What I liked best about this book was Peace's work toward making the reader see that her situation is affected by her thoughts. All good and bad behaviour is motivated by good and bad thoughts. Working toward changing sinful thoughts into godly thoughts is the first step in becoming an excellent wife. It is our jobs as wives to have the mind of Christ; our thoughts will reflect that, and our actions will follow suit.

Here is an example. One of the chapters discusses handling anger. Peace provides a chart (page 213 of the revised and expanded edition) demonstrating the contrast between anger producing thoughts and gentle response producing thoughts. Underneath the left column, anger producing thoughts: "This makes me mad. I wish he would hurry up. I've got things to do!" The gentle response: "Thank you Lord for the delay. I would like to finish my work in time, but I want you to be glorified whether I finish or not." Another example, "How dare he snap at me when he walks in the door from work? He's not the only one who has had a rough day" produces anger. The gentle response: "He doesn't usually snap at me like that. I wonder if he has had a difficult day at work or if he has a headache. What can I do to help him?"

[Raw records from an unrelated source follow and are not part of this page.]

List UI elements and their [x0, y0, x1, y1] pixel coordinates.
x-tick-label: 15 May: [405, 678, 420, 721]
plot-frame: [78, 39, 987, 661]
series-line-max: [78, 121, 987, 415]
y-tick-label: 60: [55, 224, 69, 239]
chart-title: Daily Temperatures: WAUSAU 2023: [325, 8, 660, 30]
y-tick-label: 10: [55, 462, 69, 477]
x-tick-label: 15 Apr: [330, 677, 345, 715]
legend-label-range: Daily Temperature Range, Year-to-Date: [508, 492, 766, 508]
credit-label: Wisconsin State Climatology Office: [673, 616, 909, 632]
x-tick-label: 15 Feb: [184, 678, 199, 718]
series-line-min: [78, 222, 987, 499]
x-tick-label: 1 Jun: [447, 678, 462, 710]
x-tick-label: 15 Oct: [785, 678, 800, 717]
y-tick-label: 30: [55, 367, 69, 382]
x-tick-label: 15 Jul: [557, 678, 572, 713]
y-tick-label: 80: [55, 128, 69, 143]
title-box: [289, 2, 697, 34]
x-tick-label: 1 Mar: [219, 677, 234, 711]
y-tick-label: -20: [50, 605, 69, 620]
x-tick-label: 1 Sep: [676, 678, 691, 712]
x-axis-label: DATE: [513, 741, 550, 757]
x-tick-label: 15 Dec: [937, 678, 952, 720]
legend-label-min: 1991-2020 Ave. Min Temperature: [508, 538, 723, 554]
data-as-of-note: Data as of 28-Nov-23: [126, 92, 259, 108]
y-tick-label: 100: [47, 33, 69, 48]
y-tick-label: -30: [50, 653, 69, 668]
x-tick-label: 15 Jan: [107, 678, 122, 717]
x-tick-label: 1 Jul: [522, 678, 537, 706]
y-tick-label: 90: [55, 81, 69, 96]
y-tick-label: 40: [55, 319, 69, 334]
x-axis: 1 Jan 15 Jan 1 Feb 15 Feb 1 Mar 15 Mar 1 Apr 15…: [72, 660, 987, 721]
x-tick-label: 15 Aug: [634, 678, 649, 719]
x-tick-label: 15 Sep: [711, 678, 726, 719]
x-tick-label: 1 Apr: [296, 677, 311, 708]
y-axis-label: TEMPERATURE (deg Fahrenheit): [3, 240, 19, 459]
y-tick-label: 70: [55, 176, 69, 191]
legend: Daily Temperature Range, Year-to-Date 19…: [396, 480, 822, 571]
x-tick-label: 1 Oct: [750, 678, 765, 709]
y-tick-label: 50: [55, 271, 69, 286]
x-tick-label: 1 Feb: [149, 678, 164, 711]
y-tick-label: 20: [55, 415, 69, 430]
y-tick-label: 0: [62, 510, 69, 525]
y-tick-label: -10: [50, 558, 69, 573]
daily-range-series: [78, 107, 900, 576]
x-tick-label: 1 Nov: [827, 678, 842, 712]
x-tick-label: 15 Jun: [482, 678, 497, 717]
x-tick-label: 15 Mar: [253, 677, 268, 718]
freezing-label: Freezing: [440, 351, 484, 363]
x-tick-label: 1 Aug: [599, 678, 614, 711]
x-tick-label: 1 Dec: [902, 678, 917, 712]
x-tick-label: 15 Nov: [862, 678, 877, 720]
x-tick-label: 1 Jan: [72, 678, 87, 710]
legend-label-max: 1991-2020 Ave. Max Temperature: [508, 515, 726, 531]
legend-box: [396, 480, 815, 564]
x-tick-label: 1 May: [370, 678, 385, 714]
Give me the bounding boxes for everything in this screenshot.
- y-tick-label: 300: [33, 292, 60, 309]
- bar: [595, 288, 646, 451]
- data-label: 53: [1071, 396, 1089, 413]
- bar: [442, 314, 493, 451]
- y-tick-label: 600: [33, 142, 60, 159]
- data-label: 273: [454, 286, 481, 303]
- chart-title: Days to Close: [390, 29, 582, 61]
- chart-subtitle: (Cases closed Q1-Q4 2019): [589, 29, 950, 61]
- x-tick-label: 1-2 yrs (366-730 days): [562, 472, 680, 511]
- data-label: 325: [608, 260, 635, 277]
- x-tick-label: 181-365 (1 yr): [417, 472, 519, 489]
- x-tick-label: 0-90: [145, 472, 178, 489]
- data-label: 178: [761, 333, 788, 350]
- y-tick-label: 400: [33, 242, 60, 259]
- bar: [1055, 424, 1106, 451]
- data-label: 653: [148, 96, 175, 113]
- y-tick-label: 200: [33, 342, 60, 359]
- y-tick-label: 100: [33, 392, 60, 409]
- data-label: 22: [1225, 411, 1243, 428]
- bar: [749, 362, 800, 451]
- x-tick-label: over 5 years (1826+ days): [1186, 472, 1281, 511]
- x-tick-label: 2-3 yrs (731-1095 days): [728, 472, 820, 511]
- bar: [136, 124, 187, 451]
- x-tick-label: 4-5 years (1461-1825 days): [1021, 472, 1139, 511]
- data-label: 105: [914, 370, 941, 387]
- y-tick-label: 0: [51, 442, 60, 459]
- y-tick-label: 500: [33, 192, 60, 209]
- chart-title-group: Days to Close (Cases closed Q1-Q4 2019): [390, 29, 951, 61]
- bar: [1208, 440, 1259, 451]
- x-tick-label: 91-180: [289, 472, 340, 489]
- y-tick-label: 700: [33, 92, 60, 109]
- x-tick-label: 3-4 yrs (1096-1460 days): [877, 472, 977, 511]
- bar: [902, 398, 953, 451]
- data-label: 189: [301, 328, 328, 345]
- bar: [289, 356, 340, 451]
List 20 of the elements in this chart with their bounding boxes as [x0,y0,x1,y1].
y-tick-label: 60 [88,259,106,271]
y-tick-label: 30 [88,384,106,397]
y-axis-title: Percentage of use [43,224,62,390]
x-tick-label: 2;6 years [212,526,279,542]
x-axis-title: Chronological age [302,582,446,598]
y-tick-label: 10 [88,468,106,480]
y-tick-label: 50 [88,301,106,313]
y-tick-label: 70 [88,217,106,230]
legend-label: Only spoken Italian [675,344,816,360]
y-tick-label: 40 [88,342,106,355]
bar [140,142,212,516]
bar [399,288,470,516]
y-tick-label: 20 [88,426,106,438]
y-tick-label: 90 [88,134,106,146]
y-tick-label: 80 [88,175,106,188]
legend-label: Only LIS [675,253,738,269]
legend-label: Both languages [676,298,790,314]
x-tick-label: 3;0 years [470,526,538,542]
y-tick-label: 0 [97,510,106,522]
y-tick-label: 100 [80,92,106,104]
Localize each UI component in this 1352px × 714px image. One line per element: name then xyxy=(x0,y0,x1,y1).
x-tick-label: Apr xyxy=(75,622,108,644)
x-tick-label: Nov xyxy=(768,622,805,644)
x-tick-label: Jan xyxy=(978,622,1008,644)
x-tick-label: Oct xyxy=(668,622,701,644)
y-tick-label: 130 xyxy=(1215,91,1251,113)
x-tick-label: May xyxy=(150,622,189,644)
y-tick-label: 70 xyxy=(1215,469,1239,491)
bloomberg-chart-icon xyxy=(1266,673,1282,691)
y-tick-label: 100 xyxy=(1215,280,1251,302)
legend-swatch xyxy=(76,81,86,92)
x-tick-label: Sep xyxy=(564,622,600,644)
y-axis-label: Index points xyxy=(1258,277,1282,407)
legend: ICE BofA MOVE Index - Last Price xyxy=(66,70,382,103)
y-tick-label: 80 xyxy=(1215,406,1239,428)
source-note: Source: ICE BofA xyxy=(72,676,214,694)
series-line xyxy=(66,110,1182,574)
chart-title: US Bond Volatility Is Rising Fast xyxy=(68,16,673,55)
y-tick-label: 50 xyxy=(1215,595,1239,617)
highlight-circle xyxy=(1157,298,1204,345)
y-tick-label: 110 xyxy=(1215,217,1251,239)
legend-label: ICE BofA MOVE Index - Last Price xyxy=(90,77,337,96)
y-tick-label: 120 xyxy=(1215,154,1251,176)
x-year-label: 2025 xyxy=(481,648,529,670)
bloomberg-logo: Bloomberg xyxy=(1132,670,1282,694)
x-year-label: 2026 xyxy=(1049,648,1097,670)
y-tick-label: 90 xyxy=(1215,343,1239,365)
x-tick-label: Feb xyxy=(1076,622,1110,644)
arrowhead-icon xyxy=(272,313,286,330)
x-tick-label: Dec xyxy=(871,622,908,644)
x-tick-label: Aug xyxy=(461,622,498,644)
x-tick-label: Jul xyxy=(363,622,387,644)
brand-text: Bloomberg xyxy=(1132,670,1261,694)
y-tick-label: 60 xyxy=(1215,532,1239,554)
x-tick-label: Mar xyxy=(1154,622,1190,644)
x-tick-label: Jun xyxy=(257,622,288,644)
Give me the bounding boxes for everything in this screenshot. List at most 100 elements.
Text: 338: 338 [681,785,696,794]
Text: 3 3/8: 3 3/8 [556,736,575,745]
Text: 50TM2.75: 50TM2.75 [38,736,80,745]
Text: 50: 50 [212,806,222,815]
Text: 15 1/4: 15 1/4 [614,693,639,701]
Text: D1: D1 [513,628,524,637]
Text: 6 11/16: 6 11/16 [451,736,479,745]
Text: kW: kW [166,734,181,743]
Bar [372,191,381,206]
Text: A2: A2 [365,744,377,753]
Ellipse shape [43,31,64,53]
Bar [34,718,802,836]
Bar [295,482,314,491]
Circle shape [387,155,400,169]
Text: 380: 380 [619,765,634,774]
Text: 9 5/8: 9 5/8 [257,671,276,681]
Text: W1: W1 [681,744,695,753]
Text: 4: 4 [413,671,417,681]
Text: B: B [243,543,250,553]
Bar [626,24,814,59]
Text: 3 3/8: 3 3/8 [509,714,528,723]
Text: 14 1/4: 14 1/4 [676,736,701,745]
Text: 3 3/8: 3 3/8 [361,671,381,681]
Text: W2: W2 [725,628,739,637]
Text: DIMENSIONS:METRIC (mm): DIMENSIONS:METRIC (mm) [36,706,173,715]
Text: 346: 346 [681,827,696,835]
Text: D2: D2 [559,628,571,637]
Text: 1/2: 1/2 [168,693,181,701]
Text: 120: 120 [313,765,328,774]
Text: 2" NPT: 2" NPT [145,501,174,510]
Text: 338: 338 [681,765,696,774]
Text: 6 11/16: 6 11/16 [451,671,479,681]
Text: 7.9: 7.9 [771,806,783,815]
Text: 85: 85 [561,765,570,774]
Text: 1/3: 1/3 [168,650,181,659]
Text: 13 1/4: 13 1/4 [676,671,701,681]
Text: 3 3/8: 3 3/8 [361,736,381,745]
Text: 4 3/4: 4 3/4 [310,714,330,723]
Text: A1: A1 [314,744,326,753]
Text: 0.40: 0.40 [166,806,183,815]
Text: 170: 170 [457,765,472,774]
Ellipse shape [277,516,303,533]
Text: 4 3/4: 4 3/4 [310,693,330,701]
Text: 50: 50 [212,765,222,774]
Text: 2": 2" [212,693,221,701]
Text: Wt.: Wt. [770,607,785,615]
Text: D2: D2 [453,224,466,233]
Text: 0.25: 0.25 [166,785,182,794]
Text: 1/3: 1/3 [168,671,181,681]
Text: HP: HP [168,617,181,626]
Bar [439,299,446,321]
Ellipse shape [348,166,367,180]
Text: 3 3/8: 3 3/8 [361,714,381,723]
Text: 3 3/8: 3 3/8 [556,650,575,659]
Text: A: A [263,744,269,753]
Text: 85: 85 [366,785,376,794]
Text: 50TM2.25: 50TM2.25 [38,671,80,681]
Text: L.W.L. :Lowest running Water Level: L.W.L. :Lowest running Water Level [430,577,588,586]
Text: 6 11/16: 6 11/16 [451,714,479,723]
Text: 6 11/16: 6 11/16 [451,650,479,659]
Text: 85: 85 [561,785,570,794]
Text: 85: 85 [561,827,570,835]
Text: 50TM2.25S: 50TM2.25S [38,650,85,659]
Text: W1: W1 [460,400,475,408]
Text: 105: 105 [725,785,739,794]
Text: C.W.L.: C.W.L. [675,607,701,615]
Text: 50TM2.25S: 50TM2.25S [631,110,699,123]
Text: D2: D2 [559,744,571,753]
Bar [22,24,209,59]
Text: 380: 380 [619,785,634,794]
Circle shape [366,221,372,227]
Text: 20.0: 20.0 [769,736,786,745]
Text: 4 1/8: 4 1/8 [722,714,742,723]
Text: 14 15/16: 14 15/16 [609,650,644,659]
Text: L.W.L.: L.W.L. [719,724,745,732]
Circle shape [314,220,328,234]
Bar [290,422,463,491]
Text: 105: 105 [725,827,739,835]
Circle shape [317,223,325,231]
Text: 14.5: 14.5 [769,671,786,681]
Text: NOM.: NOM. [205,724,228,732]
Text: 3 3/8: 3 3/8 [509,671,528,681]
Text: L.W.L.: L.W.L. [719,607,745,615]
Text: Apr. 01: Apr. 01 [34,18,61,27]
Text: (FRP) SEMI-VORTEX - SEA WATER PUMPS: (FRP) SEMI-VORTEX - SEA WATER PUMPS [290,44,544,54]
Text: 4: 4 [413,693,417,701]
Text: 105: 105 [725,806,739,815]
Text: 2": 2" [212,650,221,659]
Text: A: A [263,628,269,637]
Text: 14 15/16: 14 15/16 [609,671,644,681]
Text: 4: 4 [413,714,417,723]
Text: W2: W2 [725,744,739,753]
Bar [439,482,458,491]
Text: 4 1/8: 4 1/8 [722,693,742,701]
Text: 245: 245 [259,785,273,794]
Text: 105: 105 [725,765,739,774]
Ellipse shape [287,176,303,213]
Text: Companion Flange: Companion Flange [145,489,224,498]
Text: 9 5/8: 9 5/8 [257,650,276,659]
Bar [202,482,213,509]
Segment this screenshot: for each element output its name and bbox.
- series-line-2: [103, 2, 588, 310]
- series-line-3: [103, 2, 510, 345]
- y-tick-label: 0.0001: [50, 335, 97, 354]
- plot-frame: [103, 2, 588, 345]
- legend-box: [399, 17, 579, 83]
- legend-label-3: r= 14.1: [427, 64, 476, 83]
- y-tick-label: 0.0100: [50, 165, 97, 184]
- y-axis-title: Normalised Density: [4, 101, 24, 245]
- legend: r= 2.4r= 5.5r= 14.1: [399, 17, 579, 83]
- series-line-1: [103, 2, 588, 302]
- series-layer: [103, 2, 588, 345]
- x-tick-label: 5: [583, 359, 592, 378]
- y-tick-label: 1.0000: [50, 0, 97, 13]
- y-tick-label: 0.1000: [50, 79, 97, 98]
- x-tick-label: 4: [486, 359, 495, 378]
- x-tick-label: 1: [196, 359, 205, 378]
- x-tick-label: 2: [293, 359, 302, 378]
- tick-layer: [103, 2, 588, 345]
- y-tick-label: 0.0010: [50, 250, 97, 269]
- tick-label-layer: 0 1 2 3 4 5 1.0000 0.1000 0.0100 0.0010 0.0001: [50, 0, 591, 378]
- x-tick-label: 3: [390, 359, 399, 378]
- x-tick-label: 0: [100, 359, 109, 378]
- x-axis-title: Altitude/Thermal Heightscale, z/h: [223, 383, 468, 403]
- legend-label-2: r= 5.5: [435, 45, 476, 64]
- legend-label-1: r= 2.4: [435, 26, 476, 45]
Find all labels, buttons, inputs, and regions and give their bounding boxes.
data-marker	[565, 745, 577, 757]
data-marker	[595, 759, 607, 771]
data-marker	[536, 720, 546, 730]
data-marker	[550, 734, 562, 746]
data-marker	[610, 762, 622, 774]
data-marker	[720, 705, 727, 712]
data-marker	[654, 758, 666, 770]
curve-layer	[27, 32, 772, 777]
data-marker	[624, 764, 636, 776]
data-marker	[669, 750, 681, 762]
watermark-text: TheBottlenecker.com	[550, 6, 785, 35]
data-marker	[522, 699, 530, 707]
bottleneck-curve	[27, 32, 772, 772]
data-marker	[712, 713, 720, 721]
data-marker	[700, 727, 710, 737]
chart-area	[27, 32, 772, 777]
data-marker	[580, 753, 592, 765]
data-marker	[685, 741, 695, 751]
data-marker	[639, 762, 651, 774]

I'm sure a lot of women would think that the gentle responses given in these examples are something out of "Leave it to Beaver." They might think that the wife would be better to stick a "door mat" sign on her forehead. Well, whatever. The bottom line is that the godly response is to esteem others better, to be loving, to give the benefit of the doubt. The bottom line is that the wife must first and foremost please Christ. If she can't do that, she will struggle to be a good wife.

I also liked Peace's discussion about showing love and avoiding bitterness. She provides again some contrasting ways of thinking, bitter thoughts contrasted with kind, tender-hearted, and forgiving thoughts (page 94). Here is an example: "I can't believe what he has done to me!" is contrasted with "What he has done is difficult but God will give me the grace to get through it (I Corinthians 10:13)" "I'll show him what it is like," is contrasted with "I'll give him a blessing instead (1 Peter 3:)" "God understands that I can't take this," is bitter, while "God will give me the wisdom and grace to hang in there (James 1:5)" is a better response.

Very often, we get caught up in wrong thinking. We don't even realize it. Because we don't realize it, we falsely believe that it is the other person's problem, and it is something he must correct. Peace shows quite well that in our marriages, correcting our own sinful thinking is the place to begin. Make no mistake, she does go into the right of a woman to go to her husband (biblically, of course) and deal with issues she has with him. However, she stresses time and again that we must first confront our attitudes before we do this.

I think this book is a must-read for young women, even teenage girls. Do our young teenager daughter have any idea of what marriage really entails? How well do we prepare them? Ultimately, the way a woman loves and treats her husband hinges upon how she loves and obeys Jesus Christ. Her relationship with Christ is the model for all other relationships. If we put our husbands in the place of Christ, and look to them as our ultimate source of meaning, then we are disobeying. Put Christ at the centre of our lives, and it becomes much easier to deal with other relationships. I found that many of the principles in this book would be applicable to all relationships.

This is not to say that following the biblical pattern for an excellent wife is easy. It is not easy. It demands all of our dependence upon God. We can't do it on our own, because we are not programmed for selfless behaviour. The only way we can do it is through the power of Christ.